28 September 2023
Healthcare is under pressure, but technology can help solve its challenges
Five researchers from Eindhoven University of Technology (TU/e) founded a spin-off last week that focuses on imitating the natural womb, or in other words making an incubator 2.0. The company is a spinoff from a European consortium that received an amount of 2.9 million euros in European subsidies in 2019.
The spin-off, named after the Greek goddess of life and birth Juno, is part of a larger collaboration that is investigating a “Perinatal Life Support” system. Partners in this consortium are the universities in Eindhoven, Aachen and Milan, and the companies LifeTec Group, Nemo Healthcare, MSB de Medici and Medsim. The newly founded company is named Juno Perinatal Healthcare B.V. and is located in Eindhoven, on the TU/e campus.
Premature birth is a major problem worldwide, one in ten children is born prematurely. Currently, babies born between 24 and 37 weeks are cared for in neonatal intensive care units (NICUs) that support cardiac and respiratory development using incubators.
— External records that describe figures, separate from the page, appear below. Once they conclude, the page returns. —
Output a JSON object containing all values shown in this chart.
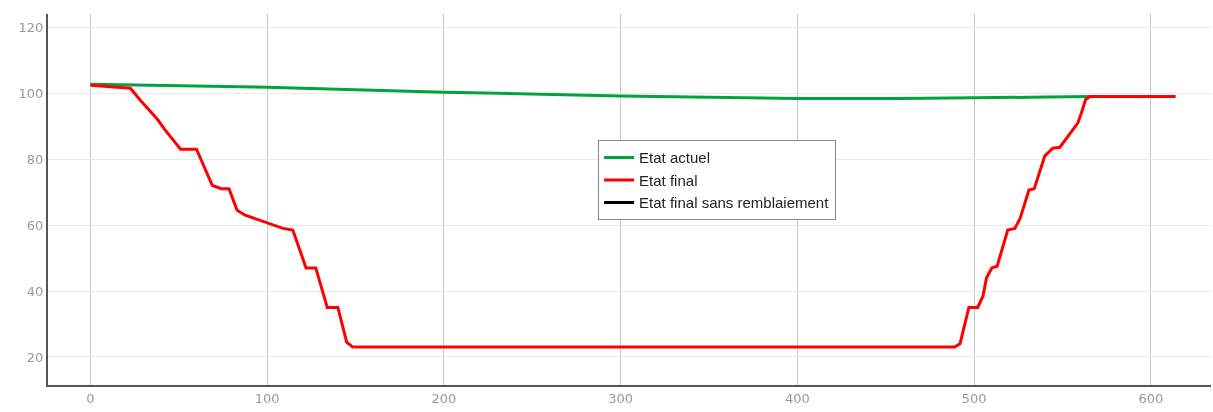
{
  "chart_data": {
    "type": "line",
    "xlim": [
      -24,
      634
    ],
    "ylim": [
      11.5,
      124
    ],
    "xticks": [
      0,
      100,
      200,
      300,
      400,
      500,
      600
    ],
    "yticks": [
      20,
      40,
      60,
      80,
      100,
      120
    ],
    "grid": true,
    "legend": "center",
    "marker": "none",
    "line_style": "solid",
    "series": [
      {
        "name": "Etat actuel",
        "color": "#00a33c",
        "x": [
          0,
          100,
          200,
          231,
          300,
          400,
          457,
          500,
          542,
          565.5
        ],
        "values": [
          102.7,
          101.8,
          100.3,
          100,
          99.1,
          98.4,
          98.4,
          98.6,
          98.8,
          99
        ]
      },
      {
        "name": "Etat final",
        "color": "#ff0000",
        "x": [
          0,
          22.6,
          28,
          38,
          42,
          51,
          60,
          69,
          74,
          78.4,
          83,
          87.5,
          109,
          114.5,
          122,
          127.5,
          134,
          140,
          145,
          148.4,
          489,
          492,
          497,
          502,
          505,
          507,
          510,
          513,
          519,
          523,
          526,
          531,
          534,
          540,
          544.5,
          548.5,
          558.7,
          561,
          563,
          565.5,
          614
        ],
        "values": [
          102.4,
          101.5,
          98,
          92,
          89,
          83,
          83,
          72,
          71,
          71,
          64.5,
          63,
          59,
          58.5,
          47,
          47,
          35,
          35,
          24.5,
          23,
          23,
          24,
          35,
          35,
          38.5,
          44,
          47,
          47.5,
          58.5,
          59,
          62,
          70.6,
          71,
          81,
          83.3,
          83.6,
          91,
          94.5,
          98,
          99,
          99
        ]
      },
      {
        "name": "Etat final sans remblaiement",
        "color": "#000000"
      }
    ]
  }
}
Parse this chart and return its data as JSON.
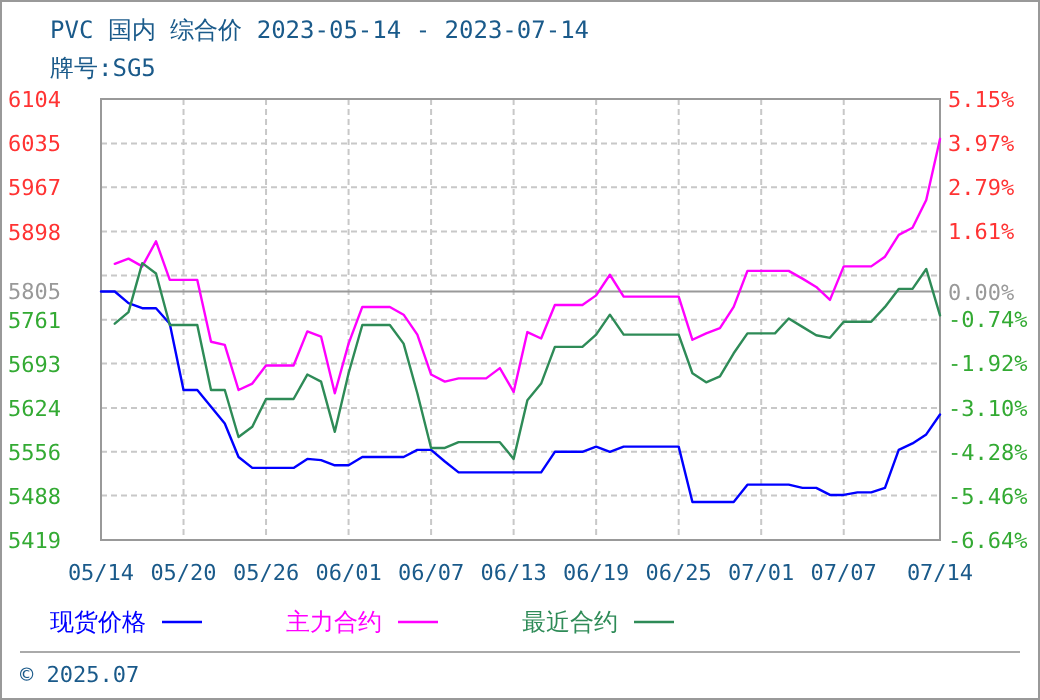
{
  "chart_data": {
    "type": "line",
    "title": "PVC 国内 综合价 2023-05-14 - 2023-07-14",
    "subtitle": "牌号:SG5",
    "xlim": [
      "2023-05-14",
      "2023-07-14"
    ],
    "xticks": [
      {
        "value": "2023-05-14",
        "label": "05/14"
      },
      {
        "value": "2023-05-20",
        "label": "05/20"
      },
      {
        "value": "2023-05-26",
        "label": "05/26"
      },
      {
        "value": "2023-06-01",
        "label": "06/01"
      },
      {
        "value": "2023-06-07",
        "label": "06/07"
      },
      {
        "value": "2023-06-13",
        "label": "06/13"
      },
      {
        "value": "2023-06-19",
        "label": "06/19"
      },
      {
        "value": "2023-06-25",
        "label": "06/25"
      },
      {
        "value": "2023-07-01",
        "label": "07/01"
      },
      {
        "value": "2023-07-07",
        "label": "07/07"
      },
      {
        "value": "2023-07-14",
        "label": "07/14"
      }
    ],
    "ylim": [
      5419,
      6104
    ],
    "yticks": [
      6104,
      6035,
      5967,
      5898,
      {
        "value": 5830,
        "label": null
      },
      5761,
      5693,
      5624,
      5556,
      5488,
      5419
    ],
    "y2lim": [
      -6.64,
      5.15
    ],
    "y2ticks": [
      {
        "value": 5.15,
        "label": "5.15%"
      },
      {
        "value": 3.97,
        "label": "3.97%"
      },
      {
        "value": 2.79,
        "label": "2.79%"
      },
      {
        "value": 1.61,
        "label": "1.61%"
      },
      {
        "value": 0,
        "label": "0.00%"
      },
      {
        "value": -0.74,
        "label": "-0.74%"
      },
      {
        "value": -1.92,
        "label": "-1.92%"
      },
      {
        "value": -3.1,
        "label": "-3.10%"
      },
      {
        "value": -4.28,
        "label": "-4.28%"
      },
      {
        "value": -5.46,
        "label": "-5.46%"
      },
      {
        "value": -6.64,
        "label": "-6.64%"
      }
    ],
    "ref_lines": [
      {
        "axis": "y",
        "value": 5805,
        "label": "5805",
        "color": "#999999"
      }
    ],
    "grid": true,
    "legend": "bottom",
    "annotations": [
      "© 2025.07"
    ],
    "series": [
      {
        "name": "现货价格",
        "color": "#0000ff",
        "x": [
          "2023-05-14",
          "2023-05-15",
          "2023-05-16",
          "2023-05-17",
          "2023-05-18",
          "2023-05-19",
          "2023-05-20",
          "2023-05-21",
          "2023-05-22",
          "2023-05-23",
          "2023-05-24",
          "2023-05-25",
          "2023-05-28",
          "2023-05-29",
          "2023-05-30",
          "2023-05-31",
          "2023-06-01",
          "2023-06-02",
          "2023-06-05",
          "2023-06-06",
          "2023-06-07",
          "2023-06-08",
          "2023-06-09",
          "2023-06-15",
          "2023-06-16",
          "2023-06-18",
          "2023-06-19",
          "2023-06-20",
          "2023-06-21",
          "2023-06-25",
          "2023-06-26",
          "2023-06-29",
          "2023-06-30",
          "2023-07-03",
          "2023-07-04",
          "2023-07-05",
          "2023-07-06",
          "2023-07-07",
          "2023-07-08",
          "2023-07-09",
          "2023-07-10",
          "2023-07-11",
          "2023-07-12",
          "2023-07-13",
          "2023-07-14"
        ],
        "values": [
          5805,
          5805,
          5787,
          5779,
          5779,
          5755,
          5652,
          5652,
          5626,
          5600,
          5548,
          5531,
          5531,
          5545,
          5543,
          5535,
          5535,
          5548,
          5548,
          5559,
          5559,
          5541,
          5524,
          5524,
          5556,
          5556,
          5564,
          5556,
          5564,
          5564,
          5478,
          5478,
          5505,
          5505,
          5500,
          5500,
          5489,
          5489,
          5493,
          5493,
          5500,
          5559,
          5569,
          5583,
          5614
        ]
      },
      {
        "name": "主力合约",
        "color": "#ff00ff",
        "x": [
          "2023-05-15",
          "2023-05-16",
          "2023-05-17",
          "2023-05-18",
          "2023-05-19",
          "2023-05-21",
          "2023-05-22",
          "2023-05-23",
          "2023-05-24",
          "2023-05-25",
          "2023-05-26",
          "2023-05-28",
          "2023-05-29",
          "2023-05-30",
          "2023-05-31",
          "2023-06-01",
          "2023-06-02",
          "2023-06-04",
          "2023-06-05",
          "2023-06-06",
          "2023-06-07",
          "2023-06-08",
          "2023-06-09",
          "2023-06-11",
          "2023-06-12",
          "2023-06-13",
          "2023-06-14",
          "2023-06-15",
          "2023-06-16",
          "2023-06-18",
          "2023-06-19",
          "2023-06-20",
          "2023-06-21",
          "2023-06-25",
          "2023-06-26",
          "2023-06-27",
          "2023-06-28",
          "2023-06-29",
          "2023-06-30",
          "2023-07-03",
          "2023-07-04",
          "2023-07-05",
          "2023-07-06",
          "2023-07-07",
          "2023-07-09",
          "2023-07-10",
          "2023-07-11",
          "2023-07-12",
          "2023-07-13",
          "2023-07-14"
        ],
        "values": [
          5848,
          5856,
          5844,
          5883,
          5823,
          5823,
          5727,
          5722,
          5652,
          5662,
          5690,
          5690,
          5743,
          5735,
          5647,
          5724,
          5781,
          5781,
          5769,
          5738,
          5676,
          5665,
          5670,
          5670,
          5686,
          5649,
          5742,
          5732,
          5784,
          5784,
          5799,
          5831,
          5797,
          5797,
          5730,
          5740,
          5748,
          5781,
          5837,
          5837,
          5825,
          5812,
          5792,
          5844,
          5844,
          5859,
          5893,
          5904,
          5947,
          6042
        ]
      },
      {
        "name": "最近合约",
        "color": "#2e8b57",
        "x": [
          "2023-05-15",
          "2023-05-16",
          "2023-05-17",
          "2023-05-18",
          "2023-05-19",
          "2023-05-21",
          "2023-05-22",
          "2023-05-23",
          "2023-05-24",
          "2023-05-25",
          "2023-05-26",
          "2023-05-28",
          "2023-05-29",
          "2023-05-30",
          "2023-05-31",
          "2023-06-01",
          "2023-06-02",
          "2023-06-04",
          "2023-06-05",
          "2023-06-06",
          "2023-06-07",
          "2023-06-08",
          "2023-06-09",
          "2023-06-12",
          "2023-06-13",
          "2023-06-14",
          "2023-06-15",
          "2023-06-16",
          "2023-06-18",
          "2023-06-19",
          "2023-06-20",
          "2023-06-21",
          "2023-06-25",
          "2023-06-26",
          "2023-06-27",
          "2023-06-28",
          "2023-06-29",
          "2023-06-30",
          "2023-07-02",
          "2023-07-03",
          "2023-07-04",
          "2023-07-05",
          "2023-07-06",
          "2023-07-07",
          "2023-07-09",
          "2023-07-10",
          "2023-07-11",
          "2023-07-12",
          "2023-07-13",
          "2023-07-14"
        ],
        "values": [
          5755,
          5773,
          5849,
          5833,
          5753,
          5753,
          5652,
          5652,
          5579,
          5595,
          5638,
          5638,
          5676,
          5665,
          5587,
          5678,
          5753,
          5753,
          5724,
          5647,
          5562,
          5562,
          5571,
          5571,
          5545,
          5636,
          5662,
          5719,
          5719,
          5738,
          5769,
          5738,
          5738,
          5678,
          5664,
          5673,
          5709,
          5740,
          5740,
          5763,
          5750,
          5737,
          5733,
          5758,
          5758,
          5781,
          5809,
          5809,
          5840,
          5768
        ]
      }
    ]
  }
}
This solution is not optimal for babies born extremely preterm, i.e. <28 weeks. At this age, the organs and especially the lungs are not yet sufficiently developed to function outside the womb, even with the support of the incubator. In the intended “incubator 2.0” extremely premature babies will be kept in a fluid environment so that the natural situation in the womb is simulated as closely as possible and the baby can develop further.
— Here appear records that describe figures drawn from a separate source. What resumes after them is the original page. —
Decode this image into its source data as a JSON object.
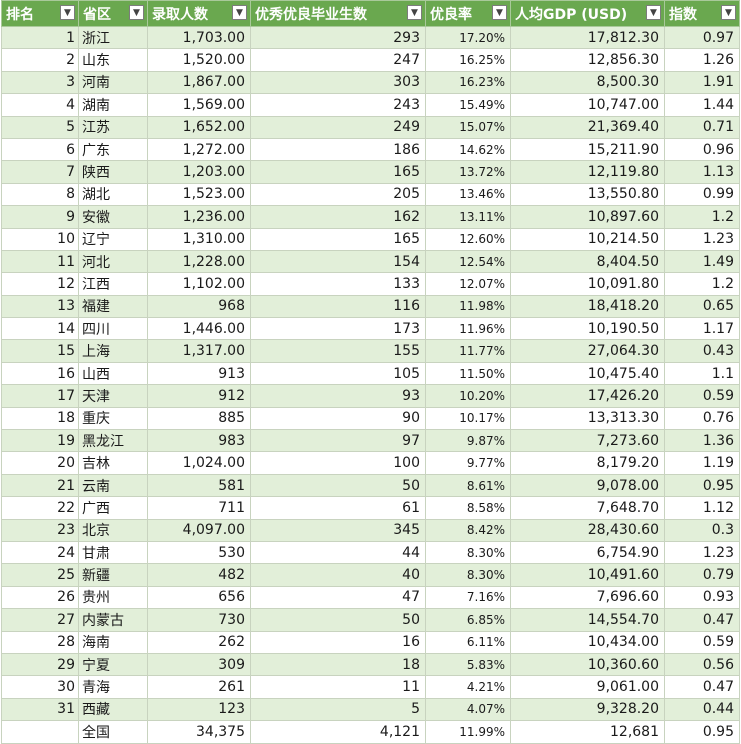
{
  "headers": [
    "排名",
    "省区",
    "录取人数",
    "优秀优良毕业生数",
    "优良率",
    "人均GDP (USD)",
    "指数"
  ],
  "filter_icon": "dropdown-filter-icon",
  "colors": {
    "header_bg": "#6aa84f",
    "band_row_bg": "#e2efd9",
    "plain_row_bg": "#ffffff"
  },
  "rows": [
    {
      "rank": "1",
      "province": "浙江",
      "admitted": "1,703.00",
      "excellent": "293",
      "rate": "17.20%",
      "gdp": "17,812.30",
      "index": "0.97"
    },
    {
      "rank": "2",
      "province": "山东",
      "admitted": "1,520.00",
      "excellent": "247",
      "rate": "16.25%",
      "gdp": "12,856.30",
      "index": "1.26"
    },
    {
      "rank": "3",
      "province": "河南",
      "admitted": "1,867.00",
      "excellent": "303",
      "rate": "16.23%",
      "gdp": "8,500.30",
      "index": "1.91"
    },
    {
      "rank": "4",
      "province": "湖南",
      "admitted": "1,569.00",
      "excellent": "243",
      "rate": "15.49%",
      "gdp": "10,747.00",
      "index": "1.44"
    },
    {
      "rank": "5",
      "province": "江苏",
      "admitted": "1,652.00",
      "excellent": "249",
      "rate": "15.07%",
      "gdp": "21,369.40",
      "index": "0.71"
    },
    {
      "rank": "6",
      "province": "广东",
      "admitted": "1,272.00",
      "excellent": "186",
      "rate": "14.62%",
      "gdp": "15,211.90",
      "index": "0.96"
    },
    {
      "rank": "7",
      "province": "陕西",
      "admitted": "1,203.00",
      "excellent": "165",
      "rate": "13.72%",
      "gdp": "12,119.80",
      "index": "1.13"
    },
    {
      "rank": "8",
      "province": "湖北",
      "admitted": "1,523.00",
      "excellent": "205",
      "rate": "13.46%",
      "gdp": "13,550.80",
      "index": "0.99"
    },
    {
      "rank": "9",
      "province": "安徽",
      "admitted": "1,236.00",
      "excellent": "162",
      "rate": "13.11%",
      "gdp": "10,897.60",
      "index": "1.2"
    },
    {
      "rank": "10",
      "province": "辽宁",
      "admitted": "1,310.00",
      "excellent": "165",
      "rate": "12.60%",
      "gdp": "10,214.50",
      "index": "1.23"
    },
    {
      "rank": "11",
      "province": "河北",
      "admitted": "1,228.00",
      "excellent": "154",
      "rate": "12.54%",
      "gdp": "8,404.50",
      "index": "1.49"
    },
    {
      "rank": "12",
      "province": "江西",
      "admitted": "1,102.00",
      "excellent": "133",
      "rate": "12.07%",
      "gdp": "10,091.80",
      "index": "1.2"
    },
    {
      "rank": "13",
      "province": "福建",
      "admitted": "968",
      "excellent": "116",
      "rate": "11.98%",
      "gdp": "18,418.20",
      "index": "0.65"
    },
    {
      "rank": "14",
      "province": "四川",
      "admitted": "1,446.00",
      "excellent": "173",
      "rate": "11.96%",
      "gdp": "10,190.50",
      "index": "1.17"
    },
    {
      "rank": "15",
      "province": "上海",
      "admitted": "1,317.00",
      "excellent": "155",
      "rate": "11.77%",
      "gdp": "27,064.30",
      "index": "0.43"
    },
    {
      "rank": "16",
      "province": "山西",
      "admitted": "913",
      "excellent": "105",
      "rate": "11.50%",
      "gdp": "10,475.40",
      "index": "1.1"
    },
    {
      "rank": "17",
      "province": "天津",
      "admitted": "912",
      "excellent": "93",
      "rate": "10.20%",
      "gdp": "17,426.20",
      "index": "0.59"
    },
    {
      "rank": "18",
      "province": "重庆",
      "admitted": "885",
      "excellent": "90",
      "rate": "10.17%",
      "gdp": "13,313.30",
      "index": "0.76"
    },
    {
      "rank": "19",
      "province": "黑龙江",
      "admitted": "983",
      "excellent": "97",
      "rate": "9.87%",
      "gdp": "7,273.60",
      "index": "1.36"
    },
    {
      "rank": "20",
      "province": "吉林",
      "admitted": "1,024.00",
      "excellent": "100",
      "rate": "9.77%",
      "gdp": "8,179.20",
      "index": "1.19"
    },
    {
      "rank": "21",
      "province": "云南",
      "admitted": "581",
      "excellent": "50",
      "rate": "8.61%",
      "gdp": "9,078.00",
      "index": "0.95"
    },
    {
      "rank": "22",
      "province": "广西",
      "admitted": "711",
      "excellent": "61",
      "rate": "8.58%",
      "gdp": "7,648.70",
      "index": "1.12"
    },
    {
      "rank": "23",
      "province": "北京",
      "admitted": "4,097.00",
      "excellent": "345",
      "rate": "8.42%",
      "gdp": "28,430.60",
      "index": "0.3"
    },
    {
      "rank": "24",
      "province": "甘肃",
      "admitted": "530",
      "excellent": "44",
      "rate": "8.30%",
      "gdp": "6,754.90",
      "index": "1.23"
    },
    {
      "rank": "25",
      "province": "新疆",
      "admitted": "482",
      "excellent": "40",
      "rate": "8.30%",
      "gdp": "10,491.60",
      "index": "0.79"
    },
    {
      "rank": "26",
      "province": "贵州",
      "admitted": "656",
      "excellent": "47",
      "rate": "7.16%",
      "gdp": "7,696.60",
      "index": "0.93"
    },
    {
      "rank": "27",
      "province": "内蒙古",
      "admitted": "730",
      "excellent": "50",
      "rate": "6.85%",
      "gdp": "14,554.70",
      "index": "0.47"
    },
    {
      "rank": "28",
      "province": "海南",
      "admitted": "262",
      "excellent": "16",
      "rate": "6.11%",
      "gdp": "10,434.00",
      "index": "0.59"
    },
    {
      "rank": "29",
      "province": "宁夏",
      "admitted": "309",
      "excellent": "18",
      "rate": "5.83%",
      "gdp": "10,360.60",
      "index": "0.56"
    },
    {
      "rank": "30",
      "province": "青海",
      "admitted": "261",
      "excellent": "11",
      "rate": "4.21%",
      "gdp": "9,061.00",
      "index": "0.47"
    },
    {
      "rank": "31",
      "province": "西藏",
      "admitted": "123",
      "excellent": "5",
      "rate": "4.07%",
      "gdp": "9,328.20",
      "index": "0.44"
    },
    {
      "rank": "",
      "province": "全国",
      "admitted": "34,375",
      "excellent": "4,121",
      "rate": "11.99%",
      "gdp": "12,681",
      "index": "0.95"
    }
  ]
}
The artificial womb also contains an important software component: in the new incubator, sensors monitor the development of a neonate already at an early stage. In addition to the development of the incubator itself, the spin-off is looking at the use of “digital twin technology” that can make use of mathematical models, measured and available data, and artificial intelligence. This enables us to advise and assist doctors with decision making. 3D printed training “manikins” are also developed as part of the research. These physical manikins can be linked to the digital twin model, to simulate how real babies would respond to the treatment and train medical personnel.
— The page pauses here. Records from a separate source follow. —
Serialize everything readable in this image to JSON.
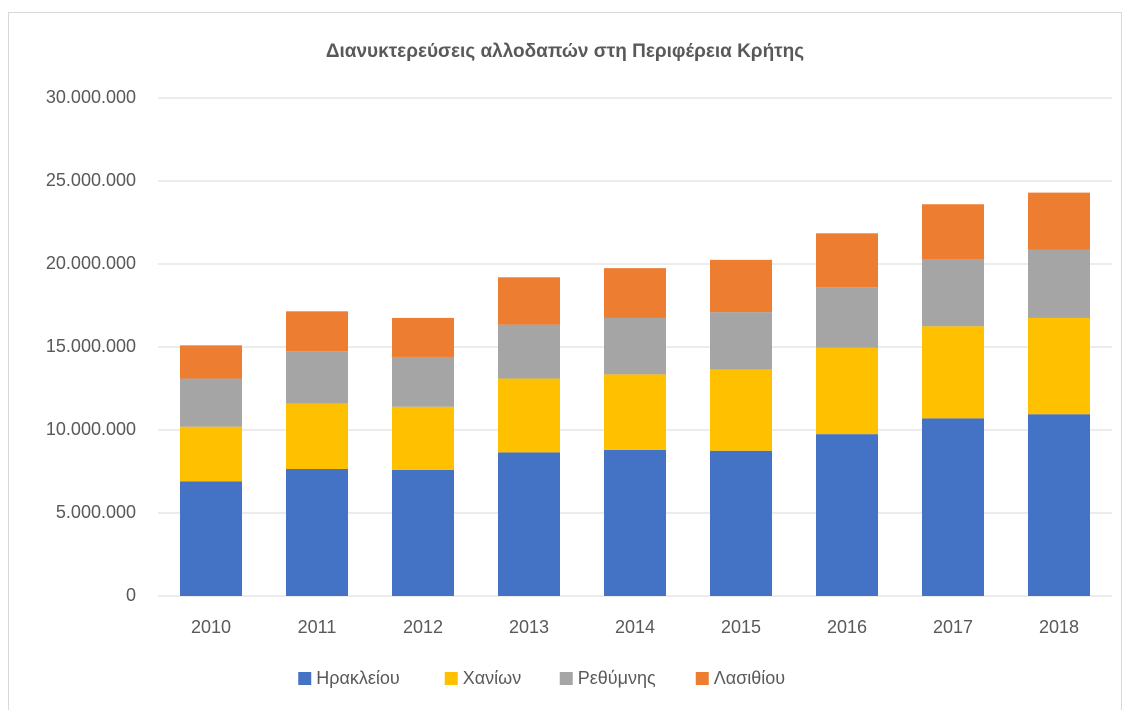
{
  "chart_data": {
    "type": "stacked_bar",
    "title": "Διανυκτερεύσεις αλλοδαπών στη Περιφέρεια Κρήτης",
    "categories": [
      "2010",
      "2011",
      "2012",
      "2013",
      "2014",
      "2015",
      "2016",
      "2017",
      "2018"
    ],
    "series": [
      {
        "name": "Ηρακλείου",
        "color": "#4472c4",
        "values": [
          6900000,
          7650000,
          7600000,
          8650000,
          8800000,
          8750000,
          9750000,
          10700000,
          10950000
        ]
      },
      {
        "name": "Χανίων",
        "color": "#ffc000",
        "values": [
          3300000,
          3950000,
          3800000,
          4450000,
          4550000,
          4900000,
          5200000,
          5550000,
          5800000
        ]
      },
      {
        "name": "Ρεθύμνης",
        "color": "#a5a5a5",
        "values": [
          2900000,
          3150000,
          3000000,
          3250000,
          3400000,
          3450000,
          3650000,
          4050000,
          4100000
        ]
      },
      {
        "name": "Λασιθίου",
        "color": "#ed7d31",
        "values": [
          2000000,
          2400000,
          2350000,
          2850000,
          3000000,
          3150000,
          3250000,
          3300000,
          3450000
        ]
      }
    ],
    "ylim": [
      0,
      30000000
    ],
    "yticks": [
      0,
      {
        "value": 5000000,
        "label": "5.000.000"
      },
      {
        "value": 10000000,
        "label": "10.000.000"
      },
      {
        "value": 15000000,
        "label": "15.000.000"
      },
      {
        "value": 20000000,
        "label": "20.000.000"
      },
      {
        "value": 25000000,
        "label": "25.000.000"
      },
      {
        "value": 30000000,
        "label": "30.000.000"
      }
    ],
    "grid": true,
    "legend": "bottom"
  }
}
The spin-off timeline spans the next 8 to 10 years. The first prototype of the artificial womb is expected in 2024. After this, the preclinical and clinical tests and the certification process can be started. The five co-founders of the spin-off are Guid Oei (Gynecologist and professor), Beatrijs van der Hout and Myrthe van de Ven and Jasmijn and Lyla Kok ( researchers). Prof.dr.ir. Frans van de Vosse is the first member of the scientific board.